A member of the Russian peacekeeping troops stands next to a tank near the border with Armenia following the signing of a deal to end the military conflict between Azerbaijan and ethnic Armenian forces in Nagorno-Karabakh.
More than 400 Russian troops of a planned 2,000 were already being put in place on November 11 as part of a renewable five-year peacekeeping mission.
Military vehicles stand next to a plane as Russian peacekeepers arrive at an airport outside Yerevan on November 11.
While the announcement of the cease-fire deal triggered celebrations in Azerbaijan, it sparked angry protests in Armenia, with demonstrators storming government buildings and parliament.
The truce came after Azerbaijani forces made major battlefield gains, including reports they were approaching Nagorno-Karabakh's main city of Stepanakert after taking the nearby strategic town of Shushi, known as Susa in Azeri.
In June 1992, Russia's Boris Yeltsin (right) and Georgia's Eduard Shevardnadze met in Sochi, and signed an agreement that ended sporadic low-level fighting in South Ossetia, in which up to 1,000 people had died over the previous few years. It created a trilateral Joint Peacekeeping Force comprising 500 peacekeepers each from Russia, Georgia, and North Ossetia (co-ethnics of the population in South Ossetia across the border in Russia), as well as a commission overseeing them.
Russian peacekeepers guard a checkpoint in South Ossetia.
The peace held until 2004, when Mikheil Saakashvili came to power in Georgia. Between cracking down on cross-border smuggling and a failed clandestine attempt to retake the region by force, tensions grew and the peacekeeping commission failed to meet at all as each party raised objections.
Russian tanks move through Tskhinvali in August 2008.
In early August 2008, South Ossetian forces began shelling Georgian villages and Georgian forces retaliated. Each side accused the other of initiating the violence. On August 7, Georgia moved in troops and attempted to regain control of South Ossetia. Moscow responded quickly with a large force of tanks and troops, driving Georgian troops back and occupying a number of towns before a cease-fire on August 12.
A Russian peacekeeper guards a checkpoint at the Inguri River in Abkhazia on August 14, 2008.
In Georgia's other breakaway region of Abkhazia, Russian peacekeepers had been stationed since 1994 to stop military clashes and ethnic cleansing that began in 1992, along with unarmed UN observers. This force fought sporadically with local Georgian militants as well as militants from the neighboring North Caucasus. As fighting broke out in South Ossetia in August 2008, Russian and Abkhaz forces attacked Georgian troops in the Kodori Gorge and then moved into Georgia.
Russian President Dmitry Medvedev (center) shakes hands with the leaders of South Ossetia and Abkhazia, Eduard Kokoity (right) and Sergei Bagapsh, in Moscow in September 2008.
On August 26, 2008, Russia recognized the two regions as independent states. Russia has maintained troops in both regions, which have been recognized as independent by only a handful of other countries, including Syria in 2018.
A column of Russian armored vehicles withdraws through Rukhi, Georgia, on its way to Abkhazia in October 2008.
After recognizing Abkhaziaand Soth Ossetia, Russia built a number of military bases in the two regions, and also protects their borders and supports both regions financially.

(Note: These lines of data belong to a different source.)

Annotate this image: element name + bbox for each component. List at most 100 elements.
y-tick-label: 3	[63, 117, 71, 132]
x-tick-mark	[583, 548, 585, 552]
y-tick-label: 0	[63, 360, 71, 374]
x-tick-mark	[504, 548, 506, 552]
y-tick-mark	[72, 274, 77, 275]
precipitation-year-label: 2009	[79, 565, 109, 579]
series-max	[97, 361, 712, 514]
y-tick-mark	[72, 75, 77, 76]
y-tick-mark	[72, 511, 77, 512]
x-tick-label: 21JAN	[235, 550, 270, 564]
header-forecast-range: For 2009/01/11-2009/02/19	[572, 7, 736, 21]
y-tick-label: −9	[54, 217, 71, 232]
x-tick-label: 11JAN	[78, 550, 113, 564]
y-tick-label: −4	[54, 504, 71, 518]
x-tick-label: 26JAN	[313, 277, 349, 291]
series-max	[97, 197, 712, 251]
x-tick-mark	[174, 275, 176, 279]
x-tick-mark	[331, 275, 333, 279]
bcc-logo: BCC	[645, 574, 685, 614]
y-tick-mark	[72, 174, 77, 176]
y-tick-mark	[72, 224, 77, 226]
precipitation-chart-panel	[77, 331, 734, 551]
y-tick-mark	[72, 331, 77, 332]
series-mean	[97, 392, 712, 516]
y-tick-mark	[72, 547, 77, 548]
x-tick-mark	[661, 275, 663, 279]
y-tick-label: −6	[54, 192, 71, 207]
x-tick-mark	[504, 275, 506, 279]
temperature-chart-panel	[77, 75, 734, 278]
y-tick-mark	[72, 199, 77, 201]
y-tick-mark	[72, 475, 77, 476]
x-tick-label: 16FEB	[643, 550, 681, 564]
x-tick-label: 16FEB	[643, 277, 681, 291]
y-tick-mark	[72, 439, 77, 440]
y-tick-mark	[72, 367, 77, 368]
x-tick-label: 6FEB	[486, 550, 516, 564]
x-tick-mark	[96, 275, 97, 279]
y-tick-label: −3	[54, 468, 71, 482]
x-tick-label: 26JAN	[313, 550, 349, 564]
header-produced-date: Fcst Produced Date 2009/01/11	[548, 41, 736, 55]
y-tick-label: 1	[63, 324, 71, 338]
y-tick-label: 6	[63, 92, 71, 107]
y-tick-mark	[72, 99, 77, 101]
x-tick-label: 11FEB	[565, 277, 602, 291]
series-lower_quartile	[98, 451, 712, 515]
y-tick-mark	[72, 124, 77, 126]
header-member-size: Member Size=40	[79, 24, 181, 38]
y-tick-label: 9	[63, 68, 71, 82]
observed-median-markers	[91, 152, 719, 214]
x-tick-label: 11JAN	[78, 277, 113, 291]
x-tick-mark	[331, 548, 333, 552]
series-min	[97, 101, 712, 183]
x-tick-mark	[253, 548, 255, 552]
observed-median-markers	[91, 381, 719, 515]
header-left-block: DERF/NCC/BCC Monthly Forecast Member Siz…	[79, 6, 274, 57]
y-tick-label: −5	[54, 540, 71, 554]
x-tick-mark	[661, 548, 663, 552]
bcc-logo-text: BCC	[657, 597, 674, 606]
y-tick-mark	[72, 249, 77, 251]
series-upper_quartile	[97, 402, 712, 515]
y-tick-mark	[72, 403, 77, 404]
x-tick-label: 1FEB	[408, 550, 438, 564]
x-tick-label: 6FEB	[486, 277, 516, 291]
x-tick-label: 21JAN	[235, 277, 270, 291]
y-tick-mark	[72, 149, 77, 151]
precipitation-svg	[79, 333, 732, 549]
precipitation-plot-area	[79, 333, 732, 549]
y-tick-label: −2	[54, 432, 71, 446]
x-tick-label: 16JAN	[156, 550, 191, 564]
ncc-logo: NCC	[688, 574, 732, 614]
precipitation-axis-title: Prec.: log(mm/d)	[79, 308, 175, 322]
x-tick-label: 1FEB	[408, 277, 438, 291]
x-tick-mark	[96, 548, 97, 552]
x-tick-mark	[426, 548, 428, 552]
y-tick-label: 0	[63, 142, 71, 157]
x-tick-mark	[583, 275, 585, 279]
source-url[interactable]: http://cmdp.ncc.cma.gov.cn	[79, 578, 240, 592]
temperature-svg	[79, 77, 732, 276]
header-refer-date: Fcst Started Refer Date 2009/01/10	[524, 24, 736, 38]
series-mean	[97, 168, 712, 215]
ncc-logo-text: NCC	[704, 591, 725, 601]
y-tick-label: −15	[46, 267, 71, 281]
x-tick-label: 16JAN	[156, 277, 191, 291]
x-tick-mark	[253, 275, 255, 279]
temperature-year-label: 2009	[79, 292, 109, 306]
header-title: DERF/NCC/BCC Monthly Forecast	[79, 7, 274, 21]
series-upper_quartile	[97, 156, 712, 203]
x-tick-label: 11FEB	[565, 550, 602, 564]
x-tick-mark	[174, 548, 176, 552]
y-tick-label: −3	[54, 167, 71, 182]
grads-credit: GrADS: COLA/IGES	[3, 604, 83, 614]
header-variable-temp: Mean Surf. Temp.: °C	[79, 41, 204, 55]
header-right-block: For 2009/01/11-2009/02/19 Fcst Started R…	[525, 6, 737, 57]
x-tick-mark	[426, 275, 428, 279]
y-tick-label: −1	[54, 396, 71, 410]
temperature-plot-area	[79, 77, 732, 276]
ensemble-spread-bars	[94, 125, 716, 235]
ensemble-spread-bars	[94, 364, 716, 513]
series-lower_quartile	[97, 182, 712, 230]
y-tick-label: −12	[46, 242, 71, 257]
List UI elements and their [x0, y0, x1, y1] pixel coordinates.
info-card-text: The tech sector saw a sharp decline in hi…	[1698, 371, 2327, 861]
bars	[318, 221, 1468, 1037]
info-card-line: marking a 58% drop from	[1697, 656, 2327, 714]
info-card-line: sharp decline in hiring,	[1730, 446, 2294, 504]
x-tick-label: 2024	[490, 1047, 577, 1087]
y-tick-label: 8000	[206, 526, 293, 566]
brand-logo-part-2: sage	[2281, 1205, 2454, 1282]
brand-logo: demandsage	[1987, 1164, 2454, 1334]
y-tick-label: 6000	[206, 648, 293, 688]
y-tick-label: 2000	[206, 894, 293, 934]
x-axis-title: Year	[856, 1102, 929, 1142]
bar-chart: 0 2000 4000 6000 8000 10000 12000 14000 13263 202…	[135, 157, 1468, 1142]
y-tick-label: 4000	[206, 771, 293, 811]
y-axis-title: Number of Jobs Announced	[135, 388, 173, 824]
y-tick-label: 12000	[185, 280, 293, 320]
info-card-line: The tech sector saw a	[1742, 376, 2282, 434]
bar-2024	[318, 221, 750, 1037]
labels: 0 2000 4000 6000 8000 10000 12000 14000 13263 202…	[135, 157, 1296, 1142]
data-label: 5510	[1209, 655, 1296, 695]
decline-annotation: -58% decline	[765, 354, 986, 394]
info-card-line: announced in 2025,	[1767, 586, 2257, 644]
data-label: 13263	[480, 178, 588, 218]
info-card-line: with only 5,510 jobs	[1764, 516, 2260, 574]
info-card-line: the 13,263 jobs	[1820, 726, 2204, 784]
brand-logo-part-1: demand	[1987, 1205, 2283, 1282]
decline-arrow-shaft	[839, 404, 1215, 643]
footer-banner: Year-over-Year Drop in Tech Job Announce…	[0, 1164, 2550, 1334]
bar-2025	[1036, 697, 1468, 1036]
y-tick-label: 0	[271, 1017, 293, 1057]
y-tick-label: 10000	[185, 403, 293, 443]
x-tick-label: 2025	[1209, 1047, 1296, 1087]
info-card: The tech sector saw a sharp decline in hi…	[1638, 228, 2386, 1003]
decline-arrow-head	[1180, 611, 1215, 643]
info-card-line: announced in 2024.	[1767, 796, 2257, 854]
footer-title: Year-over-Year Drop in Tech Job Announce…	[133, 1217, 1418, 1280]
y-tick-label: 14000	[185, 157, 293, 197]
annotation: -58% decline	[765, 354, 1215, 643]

Abkhazia and South Ossetia have been effectively turned into Russian dependencies.
Russian peacekeepers guard a checkpoint in Moldova's breakaway Transdniester region in January 2012.
A force comprising troops from Moldova, Russia, and the breakaway region of Transdniester was set up following a truce in 1992 to stop fighting between Moldovan forces and Transdniestrian forces backed by Cossacks and Russian troops stationed in the enclave. The peace has held since then, but Transdniester's independence is not recognized by any country. Russia has refused repeated demands by the Moldovan government to facilitate the replacement of Russian troops with internationally recognized peacekeepersand maintains strong influence in Moldova as a whole.